Je suis venu au cinéma par hasard. En 1990, alors que je travaillais au Quai des Orfèvres, l'équipe de « Commissaire Moulin » tournait dans nos locaux. De rencontres en suggestions, je suis devenu consultant. Au fil des mois, mon implication était de plus en plus grande, et on m'a proposé d'aller plus loin en travaillant directement sur la création des histoires. Le premier épisode que j'ai coécrit s'intitulait « Les Zombies », et s'inspirait directement du groupe auquel j'appartenais. J'écrivais un ou deux épisodes par an parce que cela me plaisait. Même si cela me permettait de sortir de mon milieu « poulet », je n'avais pas l'intention d'en faire mon métier et encore moins de réaliser.
En 2000, après plusieurs de ces expériences très formatrices, on m'a proposé d'écrire un épisode tout seul. Je venais d'avoir 40 ans, j'allais avoir un enfant, je sentais le virage venir et j'ai vu cela comme un signe. Je me suis jeté à l'eau. Il ne m'était plus possible de mener de front mon travail à la police et l'écriture. Je me suis donc mis en disponibilité. J'ai eu la chance que cet épisode fasse un très bon score d'audience et entraîne d'autres commandes. J'ai donc prolongé ma disponibilité et les choses se sont enchaînées, jusqu'à ma participation au scénario de 36, QUAI DES ORFEVRES.

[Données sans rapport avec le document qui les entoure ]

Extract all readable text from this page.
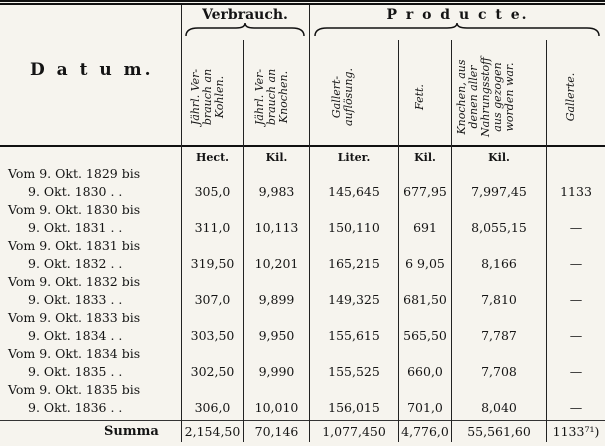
D a t u m.
Verbrauch.	P r o d u c t e.
Jährl. Ver- brauch an Kohlen.	Jährl. Ver- brauch an Knochen.	Gallert- auflösung.	Fett.	Knochen, aus denen aller Nahrungsstoff aus gezogen worden war.	Gallerte.
Hect.	Kil.	Liter.	Kil.	Kil.
Vom 9. Okt. 1829 bis
9. Okt. 1830 . .	305,0	9,983	145,645	677,95	7,997,45	1133
Vom 9. Okt. 1830 bis
9. Okt. 1831 . .	311,0	10,113	150,110	691	8,055,15	—
Vom 9. Okt. 1831 bis
9. Okt. 1832 . .	319,50	10,201	165,215	6 9,05	8,166	—
Vom 9. Okt. 1832 bis
9. Okt. 1833 . .	307,0	9,899	149,325	681,50	7,810	—
Vom 9. Okt. 1833 bis
9. Okt. 1834 . .	303,50	9,950	155,615	565,50	7,787	—
Vom 9. Okt. 1834 bis
9. Okt. 1835 . .	302,50	9,990	155,525	660,0	7,708	—
Vom 9. Okt. 1835 bis
9. Okt. 1836 . .	306,0	10,010	156,015	701,0	8,040	—
Summa 2,154,50	70,146	1,077,450	4,776,0	55,561,60	1133⁷¹)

Malinowski, Capitaine à la Crim a l'habitude d'être confronté aux faits-divers les plus durs. Mais lorsque sa propre fille est assassinée, tout bascule. Bouleversés par sa détresse, ses collègues mènent l'enquête au pas de charge et un suspect est bientôt arrêté, puis condamné.
Du fond de sa cellule, celui que tout semble accuser clame son innocence et décide d'écrire à Malinowski. Et s'il était innocent ? Face à la douleur du père qui a obtenu justice, le doute du flic s'installe peu à peu. Pour Malinowski, une contre-enquête solitaire commence…
Durant vingt ans, j'ai été confronté à beaucoup d'affaires comme celle qui m'a servi de base pour écrire CONTRE-ENQUETE. En ce qui me concerne, les homicides d'enfants sont les plus horribles. Je me suis souvent mis à la place de ces familles. Je me suis demandé ce que je ressentirais dans leur situation, comment je réagirais. L'histoire de Malinowski est une projection de ce que j'ai imaginé, de ce que j'ai redouté et de tout ce que j'ai vécu. C'est une fiction au confluent de bien des réalités humaines, et j'ai eu vingt ans pour en mesurer la réalité et l'intensité. Cette histoire est née à la croisée d'une expérience de flic, d'une affection de père et d'une envie de raconter les histoires.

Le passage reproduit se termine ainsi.